Warmke: ‘Keep moving forward’
Published: Monday, March 4, 2013
Updated: Monday, March 4, 2013 11:03
William Warmke, a junior majoring in political science, criminology and economics, said he is just like most students on campus — born and raised in Tampa Bay, enjoys computer games and had some challenges in high school.
On Friday afternoon, Warmke was announced as the 54th student body president with 2,376 votes.
When he takes office in May, he will represent the more than 40,000 students of the university at a local and state level and will oversee the more than $14 million budget of student activity and service fees.
Warmke wasn’t always involved with school, though.
“Originally I joined (Student Government) because a couple of friends said I should,” he said. “I didn’t really know anything about it… My first semester, I did nothing. I didn’t get involved in anything. That semester was a transition for me, it was kind of rough.”
Through high school, Warmke said the only activity he was involved with outside of class was his school’s marching band. He said he had no idea what he was going to do with his life after high school, and was denied by every university he applied to in the state — every university except USF.
“It was kind of a reality check,” Warmke said. “I’ll never forget that moment of not really knowing what I am going to do with my life. I feel it kept me humble.”
High school also provided Warmke with a different set of challenges.
Coming out in high school as gay was “not a good experience,” he said.
Warmke said though his parents were accepting, many of his friends turned their backs on him, and he was left with a lack of confidence and motivation before going to college.
When he came to USF however, Warmke said he thought of USF as a “clean slate” to rebuild himself.
“USF gave me all these oppurtunities,” he said. “It gave me a home away from home. It’s an accepting environment, and once you have that support, you can do anything.”
It wasn’t until his spring semester of his freshman year that Warmke said he began getting involved with the university. He began participating in his building’s hall council, and rushed for his fraternity Sigma Nu.
That is where he met a member of his fraternity, former student body vice president Spencer Montgomery.
“When he came in, Will stood out to the older brothers (of the fraternity),” Montgomery said. “He was charismatic and the hardest working of the new initiates, and we noticed that. He’s a great kid. He gets it.”
Montgomery said Warmke’s biggest attributes that will help him in his leading role in Student Government are his accountability and transparency.
“He truly believes in whatever he is doing,” Montgomery said. “Doing what’s right isn’t always easy and you won’t always please everyone, but if you can stand by your decision, it will make all the difference.”
Warmke said another person he met in his involvement with Greek Life is his friend Lindsay Shelton, who he said was a huge help in his campaign for presidency. Shelton said she was “incredibly excited” when she heard he won, and considers him the “best person for the job.”
“I loved going out to help him campaign, and seeing how he interacted with people,” Shelton said. “He pushes everyone around him to be a leader.”

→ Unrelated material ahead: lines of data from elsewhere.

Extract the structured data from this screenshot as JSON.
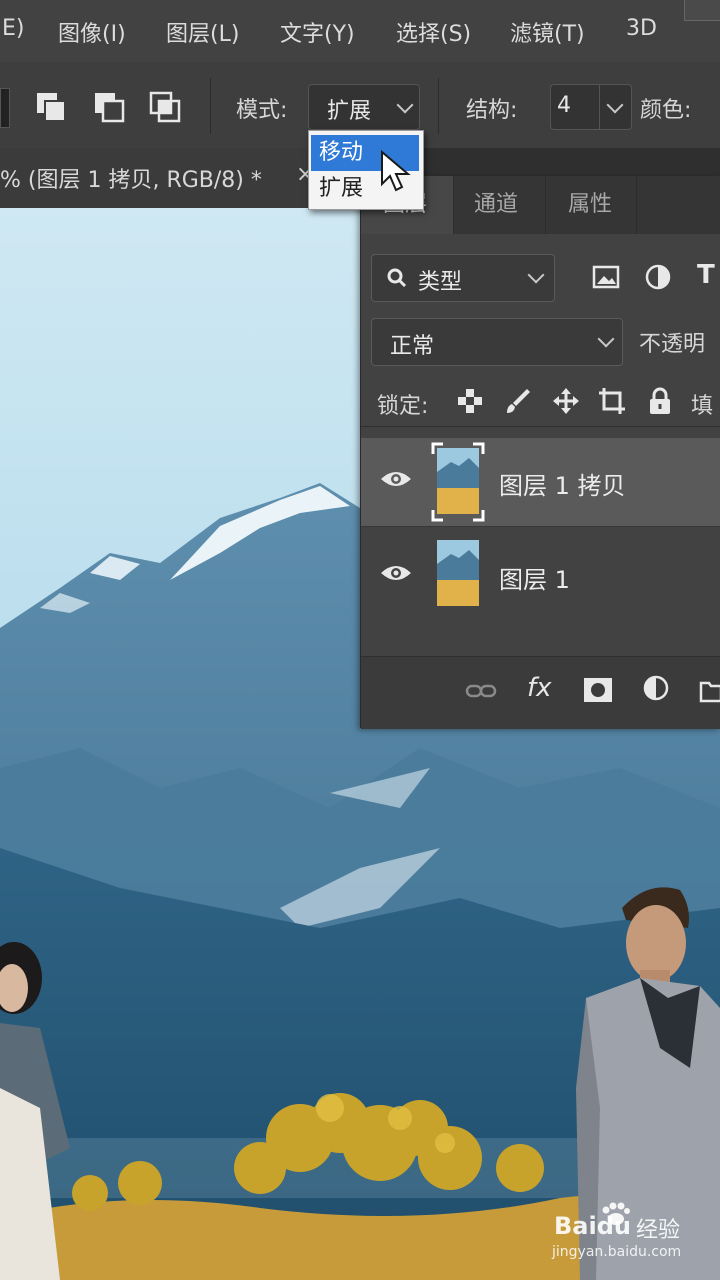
{
  "menubar": {
    "items": [
      {
        "label": "E)"
      },
      {
        "label": "图像(I)"
      },
      {
        "label": "图层(L)"
      },
      {
        "label": "文字(Y)"
      },
      {
        "label": "选择(S)"
      },
      {
        "label": "滤镜(T)"
      },
      {
        "label": "3D"
      }
    ]
  },
  "options": {
    "mode_label": "模式:",
    "mode_value": "扩展",
    "structure_label": "结构:",
    "structure_value": "4",
    "color_label": "颜色:"
  },
  "dropdown": {
    "items": [
      {
        "label": "移动",
        "highlighted": true
      },
      {
        "label": "扩展",
        "highlighted": false
      }
    ]
  },
  "document": {
    "tab_title": "% (图层 1 拷贝, RGB/8) *",
    "close_glyph": "×"
  },
  "layers_panel": {
    "tabs": [
      {
        "label": "图层",
        "active": true
      },
      {
        "label": "通道",
        "active": false
      },
      {
        "label": "属性",
        "active": false
      }
    ],
    "filter_kind": "类型",
    "blend_mode": "正常",
    "opacity_label": "不透明",
    "lock_label": "锁定:",
    "fill_label": "填",
    "layers": [
      {
        "name": "图层 1 拷贝",
        "visible": true,
        "selected": true
      },
      {
        "name": "图层 1",
        "visible": true,
        "selected": false
      }
    ],
    "footer_fx": "fx"
  },
  "watermark": {
    "brand": "Baidu",
    "brand_cn": "经验",
    "url": "jingyan.baidu.com"
  },
  "colors": {
    "menubar": "#424242",
    "panel": "#424242",
    "dropdown_highlight": "#2f7ad6",
    "selected_layer": "#5a5a5a"
  }
}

In his sophomore year at USF, Warmke began his career in Student Government as a senator for the College of Arts and Sciences. When he joined the university community affairs committee that he met his running mate for student body vice president, and the person he calls his best friend, Scott Sandoval, a graduate student majoring in English education.
Warmke said he enjoyed being part of the SG because he was able to get feedback from students. When the position of Solicitor General came into being, Warmke said he applied for it to be an “advocate for the students.” This position, he said, was created to defend students in impeachment trials, appeals and more.
“I really got the outsider perspective of Student Government,” Warmke said. “I really saw people’s problems with SG. The lack of communication, the lack of outreach. I really noticed the huge gap between people inside SG and the people outside SG.”